The National Security Act 2023, referred to by the home secretary, has replaced the Official Secrets Acts of 1911, 1920 and 1939. Cooper told MPs that three Iranians had been charged under the new legislation at the weekend.
She added:
All three have been charged with engaging in conduct likely to assist a foreign intelligence service. Additional charges were brought in relation to engaging in conduct, including surveillance, reconnaissance and open research, with the intention to commit acts of serious violence against a person in the United Kingdom.
The foreign state to which these charges relate is Iran and those individuals are the first Iranian nationals to be charged under the National Security Act.
The three defendants had entered the UK illegally between 2016 and 2022. Their targets are alleged to have been journalists at Iran International, an independent television channel with offices in London
Successive UK governments have been keen to maintain diplomatic relations with Iran. That enabled the government to summon the Iranian ambassador to the foreign office yesterday in response to the charges.

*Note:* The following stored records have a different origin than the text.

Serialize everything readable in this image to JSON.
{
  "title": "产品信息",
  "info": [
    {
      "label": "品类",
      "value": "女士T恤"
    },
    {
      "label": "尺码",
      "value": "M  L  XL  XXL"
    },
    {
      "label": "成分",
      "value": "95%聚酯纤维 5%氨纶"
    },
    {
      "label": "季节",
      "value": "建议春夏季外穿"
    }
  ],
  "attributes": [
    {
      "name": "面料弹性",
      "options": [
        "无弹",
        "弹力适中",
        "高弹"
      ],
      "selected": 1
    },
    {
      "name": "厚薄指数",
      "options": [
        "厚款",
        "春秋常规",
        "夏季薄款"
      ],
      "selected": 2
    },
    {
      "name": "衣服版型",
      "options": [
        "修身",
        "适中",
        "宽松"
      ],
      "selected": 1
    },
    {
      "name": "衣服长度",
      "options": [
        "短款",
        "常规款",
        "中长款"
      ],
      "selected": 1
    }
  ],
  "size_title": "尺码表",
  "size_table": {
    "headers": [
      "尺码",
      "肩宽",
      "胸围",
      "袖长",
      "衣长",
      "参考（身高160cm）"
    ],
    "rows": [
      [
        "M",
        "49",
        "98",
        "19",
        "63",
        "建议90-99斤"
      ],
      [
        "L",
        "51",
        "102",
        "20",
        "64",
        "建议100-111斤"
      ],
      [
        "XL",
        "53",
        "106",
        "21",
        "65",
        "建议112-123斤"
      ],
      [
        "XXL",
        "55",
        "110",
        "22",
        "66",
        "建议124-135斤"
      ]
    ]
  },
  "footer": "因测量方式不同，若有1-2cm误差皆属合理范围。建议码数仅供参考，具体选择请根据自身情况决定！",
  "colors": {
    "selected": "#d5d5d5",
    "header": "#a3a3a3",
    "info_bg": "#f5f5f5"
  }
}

Whether diplomatic relations could survive a move to proscribe the Islamic Revolutionary Guard Corps under the proposed new legislation remains to be seen.
SO sorry: I ought to have said that the particular bomb threatened Gathering at Villepinte was on the last day of June in 2018. Apart from many, many others, there were as I recall without detailed references before me at least FIVE Law Society Past Presidents and a handful of senior Society spokespersons such as myself. The gatherings nonetheless have continued both in Paris and for a time near Tirana in Albania where the 3,00 or so Camp Ashraf II dissidents and designated refugees in mortal danger whilst located in Baghdad had been given sanctuary by the Tirana regime. Again, therefore, I have both a philosophical and personal stake in all of this, especially since I had persuaded those Law Society stalwarts to attend!
It's all very interesting. I found Hall's inclusion of "separatism" in his risk analysis odd. It's half a century since the Tartan Army's minor incursion outside Perth and people coming home to a real fire in Wales. He seems to be hinting at action against peaceful supporters of Scottish and Welsh independence. And I find his "I make no comment" comment far too transparently, unsubtly, 'hey, I'm a clever lawyer, look what I did there'. And I think the whole combo of putting out his coming speech in full then making the speech to the carefully chosen Policy Exchange all a bit too centring of himself. So there.